Mathilde Khlat, journaliste

L'information en dis-continu

NATURE « L’échouage en masse de baleines équivaut à un suicide collectif »

Vingt-deux baleines se sont échouées en Floride samedi dernier. (c) AFP

Le week-end dernier, plusieurs dizaines de baleines se sont échouées sur les côtes d’Ecosse et de Floride, de l’autre côté de l’Atlantique. Si les causes ne sont pas encore connues, Vincent Ridoux, professeur à l’Université de La Rochelle et directeur du Centre de Recherche sur les Mammifères Marins, nous fait part de ses hypothèses.

Comment expliquer la corrélation des échouages massifs en Floride et en Ecosse mais aussi au Canada et dans le Masasuchetts survenus le week-end dernier ?

La dimension du bassin (l’Atlantique Nord) ne permet pas des échouages concomitants en Ecosse et en Floride. Les deux évènements ne sont pas biologiquement reliés. L’échouage est un phénomène qui existe depuis toujours, surtout chez les cétacés. En France, une centaine d’animaux s’échouent chaque année sur nos côtes.

Quelle est la cause probable de ces échouages?

Il faudrait disposer d’information sur l’état des animaux, le balancement des marées ou la présence de lésions due à l’activité humaine. Ce n’est en aucun cas lié au réchauffement climatique.

Le caractère social de ces baleines est une explication rationnelle. Les baleines-pilotes qui vivent en communauté, sont une unité sociale très forte. L’échouage en masse équivaut à un suicide collectif. Si un animal en détresse s’est laissé échouer, les autres l’ont suivis même s’ils n’étaient pas souffrants. Il s’agit de comportement collectif très poussé d’assistance.
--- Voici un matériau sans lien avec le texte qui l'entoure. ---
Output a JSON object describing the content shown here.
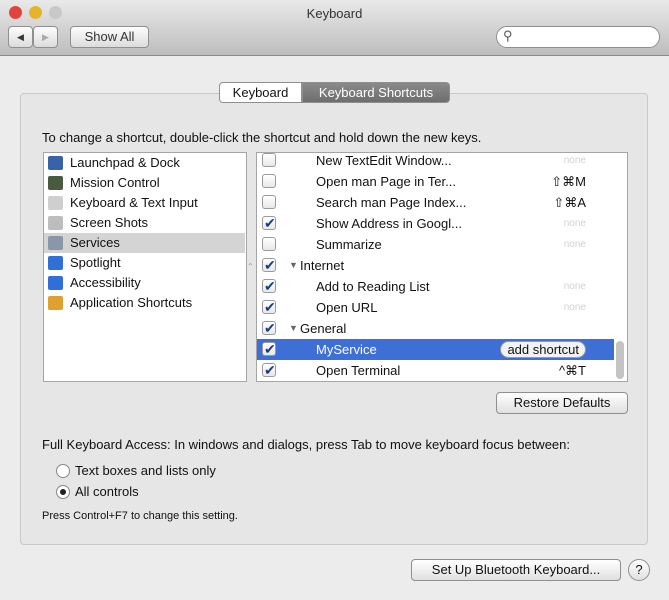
{
  "window": {
    "title": "Keyboard"
  },
  "toolbar": {
    "back": "◀",
    "forward": "▶",
    "show_all": "Show All",
    "search_placeholder": ""
  },
  "tabs": [
    {
      "label": "Keyboard",
      "selected": false
    },
    {
      "label": "Keyboard Shortcuts",
      "selected": true
    }
  ],
  "instructions": "To change a shortcut, double-click the shortcut and hold down the new keys.",
  "categories": [
    {
      "label": "Launchpad & Dock",
      "icon": "launchpad-icon",
      "color": "#3a62a8"
    },
    {
      "label": "Mission Control",
      "icon": "mission-control-icon",
      "color": "#4a5a40"
    },
    {
      "label": "Keyboard & Text Input",
      "icon": "keyboard-icon",
      "color": "#cfcfcf"
    },
    {
      "label": "Screen Shots",
      "icon": "camera-icon",
      "color": "#bdbdbd"
    },
    {
      "label": "Services",
      "icon": "gear-icon",
      "color": "#8a97a8",
      "selected": true
    },
    {
      "label": "Spotlight",
      "icon": "spotlight-icon",
      "color": "#2f6fd6"
    },
    {
      "label": "Accessibility",
      "icon": "accessibility-icon",
      "color": "#2f6fd6"
    },
    {
      "label": "Application Shortcuts",
      "icon": "app-shortcuts-icon",
      "color": "#e0a030"
    }
  ],
  "shortcuts": [
    {
      "label": "New TextEdit Window...",
      "checked": false,
      "shortcut": "none",
      "indent": true
    },
    {
      "label": "Open man Page in Ter...",
      "checked": false,
      "shortcut": "⇧⌘M",
      "indent": true
    },
    {
      "label": "Search man Page Index...",
      "checked": false,
      "shortcut": "⇧⌘A",
      "indent": true
    },
    {
      "label": "Show Address in Googl...",
      "checked": true,
      "shortcut": "none",
      "indent": true
    },
    {
      "label": "Summarize",
      "checked": false,
      "shortcut": "none",
      "indent": true
    },
    {
      "label": "Internet",
      "checked": true,
      "shortcut": "",
      "group": true
    },
    {
      "label": "Add to Reading List",
      "checked": true,
      "shortcut": "none",
      "indent": true
    },
    {
      "label": "Open URL",
      "checked": true,
      "shortcut": "none",
      "indent": true
    },
    {
      "label": "General",
      "checked": true,
      "shortcut": "",
      "group": true
    },
    {
      "label": "MyService",
      "checked": true,
      "shortcut": "add shortcut",
      "indent": true,
      "selected": true
    },
    {
      "label": "Open Terminal",
      "checked": true,
      "shortcut": "^⌘T",
      "indent": true
    }
  ],
  "restore_defaults": "Restore Defaults",
  "fka": {
    "label": "Full Keyboard Access: In windows and dialogs, press Tab to move keyboard focus between:",
    "options": [
      {
        "label": "Text boxes and lists only",
        "selected": false
      },
      {
        "label": "All controls",
        "selected": true
      }
    ],
    "hint": "Press Control+F7 to change this setting."
  },
  "bluetooth": "Set Up Bluetooth Keyboard...",
  "help": "?"
}
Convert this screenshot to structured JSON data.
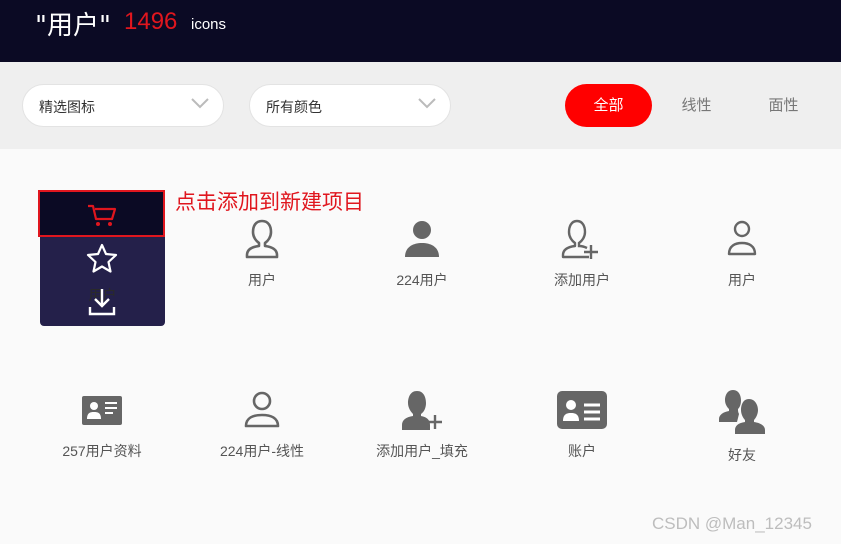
{
  "header": {
    "query": "\"用户\"",
    "count": "1496",
    "unit": "icons"
  },
  "filters": {
    "select_icons": "精选图标",
    "select_colors": "所有颜色",
    "tabs": [
      "全部",
      "线性",
      "面性"
    ]
  },
  "hover": {
    "tooltip": "点击添加到新建项目",
    "hidden_label": "用户"
  },
  "icons": [
    {
      "label": "用户",
      "icon": "user-outline-icon"
    },
    {
      "label": "224用户",
      "icon": "user-filled-icon"
    },
    {
      "label": "添加用户",
      "icon": "add-user-outline-icon"
    },
    {
      "label": "用户",
      "icon": "user-thin-icon"
    },
    {
      "label": "257用户资料",
      "icon": "id-card-icon"
    },
    {
      "label": "224用户-线性",
      "icon": "user-line-icon"
    },
    {
      "label": "添加用户_填充",
      "icon": "add-user-filled-icon"
    },
    {
      "label": "账户",
      "icon": "account-card-icon"
    },
    {
      "label": "好友",
      "icon": "friends-icon"
    }
  ],
  "watermark": "CSDN @Man_12345",
  "colors": {
    "header_bg": "#0b0a24",
    "accent": "#e0161e",
    "card_bg": "#24204a",
    "icon_gray": "#666666"
  }
}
Peut-on incriminer l’homme ?

La deuxième hypothèse peut être liée à l’activité humaine, notamment à la recherche pétrolière off shore. Avant de forer, les industriels procèdent à une prospection sismique : technique acoustique afin de cartographier les sédiments. Les sonars utilisés peuvent provoquer des mortalités. Mais ce sont surtout les comportements de fuite liés à ces émissions sonores qui entraient des échouages : les cétacés n’effectueraient pas les plongées de récupérations à 200 m, indispensables, et équivalentes à des paliers de décompressions. Ce phénomène a été reconnu pour les baleines à becs qui se rapprochent des globicéphales noires, l’espèce retrouvée.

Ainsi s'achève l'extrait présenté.